Jurnalisme masa kini

Meskipun inti dari jurnalisme selalu menjadi berita, kata yang terakhir telah memperoleh begitu banyak makna sekunder sehingga istilah "berita keras" memperoleh mata uang untuk membedakan item-item dengan nilai berita tertentu dari yang lainnya dengan signifikansi marginal. Ini sebagian besar merupakan konsekuensi dari munculnya pelaporan radio dan televisi, yang membawa buletin berita kepada publik dengan kecepatan yang tidak bisa diharapkan oleh pers. Untuk mempertahankan audiensi mereka, surat kabar menyediakan semakin banyak bahan interpretatif - artikel tentang latar belakang berita, sketsa kepribadian, dan kolom komentar tepat waktu oleh penulis yang terampil dalam menyajikan pendapat dalam bentuk yang dapat dibaca. Pada pertengahan 1960-an sebagian besar surat kabar, terutama edisi sore dan Minggu, sangat bergantung pada teknik majalah, kecuali untuk konten "berita keras,"”Di mana aturan objektif tradisional masih berlaku. Majalah-majalah di sebagian besar laporan mereka memadukan berita dengan komentar editorial.

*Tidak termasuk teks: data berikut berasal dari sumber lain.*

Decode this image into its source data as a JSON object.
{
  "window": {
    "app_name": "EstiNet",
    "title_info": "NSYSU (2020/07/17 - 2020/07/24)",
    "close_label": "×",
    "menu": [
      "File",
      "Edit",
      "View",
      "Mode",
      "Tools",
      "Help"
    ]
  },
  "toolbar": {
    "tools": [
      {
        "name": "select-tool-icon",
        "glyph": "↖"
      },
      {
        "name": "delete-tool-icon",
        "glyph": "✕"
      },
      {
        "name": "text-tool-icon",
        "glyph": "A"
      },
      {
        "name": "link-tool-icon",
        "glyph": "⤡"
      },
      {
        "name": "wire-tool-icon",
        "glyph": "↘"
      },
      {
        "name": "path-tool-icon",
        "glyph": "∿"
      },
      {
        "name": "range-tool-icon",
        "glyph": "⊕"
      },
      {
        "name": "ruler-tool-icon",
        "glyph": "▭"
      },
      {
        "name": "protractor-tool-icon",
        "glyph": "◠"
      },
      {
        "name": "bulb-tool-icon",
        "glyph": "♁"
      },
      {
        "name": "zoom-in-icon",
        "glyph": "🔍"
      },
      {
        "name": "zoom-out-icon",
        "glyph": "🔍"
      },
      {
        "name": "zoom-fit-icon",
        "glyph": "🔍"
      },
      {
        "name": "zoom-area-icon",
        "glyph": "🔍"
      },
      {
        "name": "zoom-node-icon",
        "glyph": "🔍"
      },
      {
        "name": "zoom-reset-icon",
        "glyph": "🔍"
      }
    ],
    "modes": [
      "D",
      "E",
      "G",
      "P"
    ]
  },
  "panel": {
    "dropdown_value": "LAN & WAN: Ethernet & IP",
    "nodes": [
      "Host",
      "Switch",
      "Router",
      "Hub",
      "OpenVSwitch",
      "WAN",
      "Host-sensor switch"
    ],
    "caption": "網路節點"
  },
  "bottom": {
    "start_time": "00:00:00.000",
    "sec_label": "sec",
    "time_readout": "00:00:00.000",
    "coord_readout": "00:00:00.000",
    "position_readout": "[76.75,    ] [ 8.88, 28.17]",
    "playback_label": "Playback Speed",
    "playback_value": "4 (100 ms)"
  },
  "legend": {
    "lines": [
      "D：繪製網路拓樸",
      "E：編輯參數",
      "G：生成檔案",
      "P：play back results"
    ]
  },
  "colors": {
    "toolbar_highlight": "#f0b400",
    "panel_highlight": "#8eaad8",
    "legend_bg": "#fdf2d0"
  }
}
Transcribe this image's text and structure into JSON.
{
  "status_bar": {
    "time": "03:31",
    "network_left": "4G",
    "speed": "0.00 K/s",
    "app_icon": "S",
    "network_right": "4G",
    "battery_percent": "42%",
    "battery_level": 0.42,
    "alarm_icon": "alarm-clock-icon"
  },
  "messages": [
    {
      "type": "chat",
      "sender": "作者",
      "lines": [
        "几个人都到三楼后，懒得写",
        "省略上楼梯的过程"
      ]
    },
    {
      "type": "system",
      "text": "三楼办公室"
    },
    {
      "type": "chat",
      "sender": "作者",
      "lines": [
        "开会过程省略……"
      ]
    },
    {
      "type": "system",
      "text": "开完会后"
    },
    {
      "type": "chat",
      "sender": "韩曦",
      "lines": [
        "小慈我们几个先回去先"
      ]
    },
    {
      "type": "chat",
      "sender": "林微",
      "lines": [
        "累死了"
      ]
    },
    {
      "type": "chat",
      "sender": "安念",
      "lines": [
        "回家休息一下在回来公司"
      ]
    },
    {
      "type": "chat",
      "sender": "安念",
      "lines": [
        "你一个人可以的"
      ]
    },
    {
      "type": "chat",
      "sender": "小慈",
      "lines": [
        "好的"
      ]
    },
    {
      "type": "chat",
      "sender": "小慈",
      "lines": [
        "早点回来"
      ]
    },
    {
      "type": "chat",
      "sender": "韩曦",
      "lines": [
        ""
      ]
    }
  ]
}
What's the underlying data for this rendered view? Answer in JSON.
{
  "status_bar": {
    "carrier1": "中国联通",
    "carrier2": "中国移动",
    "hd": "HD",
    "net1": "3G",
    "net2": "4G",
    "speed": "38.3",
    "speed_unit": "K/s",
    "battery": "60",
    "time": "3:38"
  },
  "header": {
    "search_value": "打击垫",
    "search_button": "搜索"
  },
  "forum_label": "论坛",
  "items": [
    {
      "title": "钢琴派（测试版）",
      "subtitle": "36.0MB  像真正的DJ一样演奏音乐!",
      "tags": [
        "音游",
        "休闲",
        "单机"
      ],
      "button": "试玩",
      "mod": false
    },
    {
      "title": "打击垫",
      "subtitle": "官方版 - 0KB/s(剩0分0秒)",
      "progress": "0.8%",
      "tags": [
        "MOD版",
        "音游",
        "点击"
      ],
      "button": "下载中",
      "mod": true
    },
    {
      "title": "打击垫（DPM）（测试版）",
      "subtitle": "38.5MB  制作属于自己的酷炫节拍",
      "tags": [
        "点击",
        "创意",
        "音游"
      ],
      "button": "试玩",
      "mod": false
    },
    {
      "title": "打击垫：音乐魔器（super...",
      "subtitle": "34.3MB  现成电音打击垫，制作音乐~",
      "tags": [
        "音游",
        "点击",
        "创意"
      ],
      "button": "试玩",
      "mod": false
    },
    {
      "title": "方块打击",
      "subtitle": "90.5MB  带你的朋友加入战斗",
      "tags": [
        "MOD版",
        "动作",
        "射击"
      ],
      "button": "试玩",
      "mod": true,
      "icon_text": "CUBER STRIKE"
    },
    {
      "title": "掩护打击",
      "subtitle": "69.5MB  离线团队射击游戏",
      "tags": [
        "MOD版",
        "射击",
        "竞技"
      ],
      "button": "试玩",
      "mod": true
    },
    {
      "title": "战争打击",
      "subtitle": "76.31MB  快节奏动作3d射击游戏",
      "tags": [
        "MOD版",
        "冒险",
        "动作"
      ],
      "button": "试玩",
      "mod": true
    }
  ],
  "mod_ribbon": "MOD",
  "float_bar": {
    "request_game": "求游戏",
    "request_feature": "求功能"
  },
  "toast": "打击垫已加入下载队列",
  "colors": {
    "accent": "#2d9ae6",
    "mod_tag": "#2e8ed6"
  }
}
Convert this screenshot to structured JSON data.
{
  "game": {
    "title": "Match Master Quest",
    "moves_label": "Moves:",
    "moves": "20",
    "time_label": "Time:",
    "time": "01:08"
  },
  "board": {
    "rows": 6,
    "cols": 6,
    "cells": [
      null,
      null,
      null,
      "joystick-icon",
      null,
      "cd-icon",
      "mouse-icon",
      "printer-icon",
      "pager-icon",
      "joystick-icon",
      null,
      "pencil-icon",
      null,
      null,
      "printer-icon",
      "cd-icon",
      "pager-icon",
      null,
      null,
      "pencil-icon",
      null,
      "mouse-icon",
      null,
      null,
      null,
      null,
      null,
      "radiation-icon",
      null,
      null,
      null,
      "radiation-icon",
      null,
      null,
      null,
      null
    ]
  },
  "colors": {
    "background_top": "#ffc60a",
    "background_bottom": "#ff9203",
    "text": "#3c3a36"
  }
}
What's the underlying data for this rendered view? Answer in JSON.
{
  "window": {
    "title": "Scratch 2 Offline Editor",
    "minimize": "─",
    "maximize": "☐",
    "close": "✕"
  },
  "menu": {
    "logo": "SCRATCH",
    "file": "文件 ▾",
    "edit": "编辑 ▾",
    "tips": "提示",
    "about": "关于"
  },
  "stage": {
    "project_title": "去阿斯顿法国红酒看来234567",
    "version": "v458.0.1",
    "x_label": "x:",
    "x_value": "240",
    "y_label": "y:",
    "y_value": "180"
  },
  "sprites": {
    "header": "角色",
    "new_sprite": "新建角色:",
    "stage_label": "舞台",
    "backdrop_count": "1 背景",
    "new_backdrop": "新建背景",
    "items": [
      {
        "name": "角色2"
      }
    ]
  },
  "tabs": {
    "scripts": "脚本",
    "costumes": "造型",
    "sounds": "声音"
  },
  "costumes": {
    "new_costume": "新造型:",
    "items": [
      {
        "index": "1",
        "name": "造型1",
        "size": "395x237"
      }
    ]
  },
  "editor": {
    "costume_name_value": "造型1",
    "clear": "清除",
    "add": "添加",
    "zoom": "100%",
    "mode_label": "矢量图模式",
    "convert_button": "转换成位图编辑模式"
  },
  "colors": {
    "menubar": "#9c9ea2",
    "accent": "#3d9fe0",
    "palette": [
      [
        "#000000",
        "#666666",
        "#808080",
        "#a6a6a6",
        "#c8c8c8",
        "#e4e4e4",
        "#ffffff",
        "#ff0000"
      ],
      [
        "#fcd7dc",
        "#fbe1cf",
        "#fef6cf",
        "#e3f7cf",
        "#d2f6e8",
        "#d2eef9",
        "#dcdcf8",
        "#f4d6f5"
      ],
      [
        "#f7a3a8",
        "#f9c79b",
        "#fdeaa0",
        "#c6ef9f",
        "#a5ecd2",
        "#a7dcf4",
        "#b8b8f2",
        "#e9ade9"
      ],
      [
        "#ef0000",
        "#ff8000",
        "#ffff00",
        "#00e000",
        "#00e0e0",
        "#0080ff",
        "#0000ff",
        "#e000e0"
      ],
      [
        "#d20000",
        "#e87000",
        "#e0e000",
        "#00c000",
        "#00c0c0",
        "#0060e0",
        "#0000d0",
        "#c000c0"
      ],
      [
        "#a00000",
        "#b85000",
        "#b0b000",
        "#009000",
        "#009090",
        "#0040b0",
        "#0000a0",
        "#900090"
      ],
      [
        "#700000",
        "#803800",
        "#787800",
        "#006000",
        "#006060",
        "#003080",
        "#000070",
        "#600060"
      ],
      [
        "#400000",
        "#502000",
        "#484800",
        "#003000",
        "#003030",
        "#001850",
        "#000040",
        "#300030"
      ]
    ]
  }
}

Jurnalisme dalam bentuk buku memiliki sejarah yang singkat namun jelas. Proliferasi buku-buku paperback selama beberapa dekade setelah Perang Dunia II memberikan dorongan untuk buku jurnalistik, dicontohkan oleh karya yang melaporkan dan menganalisis kampanye pemilihan, skandal politik, dan urusan dunia pada umumnya, dan "jurnalisme baru" dari penulis seperti Truman Capote, Tom Wolfe, dan Norman Mailer.

Abad ke-20 menyaksikan pembaruan pembatasan dan pembatasan yang diberlakukan pada pers oleh pemerintah. Di negara-negara dengan pemerintahan komunis, pers dimiliki oleh negara, dan wartawan dan editor adalah pegawai pemerintah. Di bawah sistem seperti itu, fungsi utama pers untuk melaporkan berita dikombinasikan dengan tugas untuk menegakkan dan mendukung ideologi nasional dan tujuan yang dinyatakan oleh negara. Ini mengarah pada situasi di mana prestasi positif negara-negara komunis ditekankan oleh media, sementara kegagalan mereka tidak dilaporkan atau diabaikan. Penyensoran yang ketat ini meliputi jurnalisme di negara-negara komunis.

Di negara-negara berkembang nonkomunis, pers menikmati berbagai tingkat kebebasan, mulai dari penggunaan sensor diri secara diam-diam dan sesekali pada hal-hal yang memalukan bagi pemerintah dalam negeri hingga sensor yang ketat dan ada di mana-mana seperti yang dilakukan negara-negara komunis. Pers menikmati jumlah kebebasan maksimum di sebagian besar negara berbahasa Inggris dan di negara-negara Eropa Barat.

Sementara jurnalisme tradisional berasal dari masa ketika informasi sangat langka dan dengan demikian sangat diminati, jurnalisme abad ke-21 menghadapi pasar yang jenuh-informasi di mana berita, sampai taraf tertentu, diremehkan oleh meluap-luapnya. Kemajuan seperti teknologi satelit dan digital dan Internet membuat informasi lebih banyak dan dapat diakses dan dengan demikian memperketat persaingan jurnalistik. Untuk memenuhi permintaan konsumen yang meningkat akan pelaporan terkini dan sangat rinci, outlet media mengembangkan saluran alternatif penyebaran, seperti distribusi online, surat elektronik, dan interaksi langsung dengan publik melalui forum, blog, konten yang dibuat pengguna, dan situs media sosial seperti Facebook dan Twitter.

Pada dekade kedua abad ke-21, platform media sosial khususnya memfasilitasi penyebaran "berita palsu" yang berorientasi politik, semacam disinformasi yang dihasilkan oleh situs web nirlaba yang menyamar sebagai organisasi berita yang sah dan dirancang untuk menarik (dan menyesatkan) suatu pembaca dengan memanfaatkan bias partisan yang mengakar. Selama kampanye untuk pemilihan presiden AS 2016 dan setelah pemilihannya sebagai presiden pada tahun itu, Donald J. Trump secara teratur menggunakan istilah "berita palsu" untuk meremehkan laporan berita, termasuk oleh organisasi media yang mapan dan terkemuka, yang berisi informasi negatif tentang dia.

Artikel ini baru saja direvisi dan diperbarui oleh Brian Duignan, Editor Senior.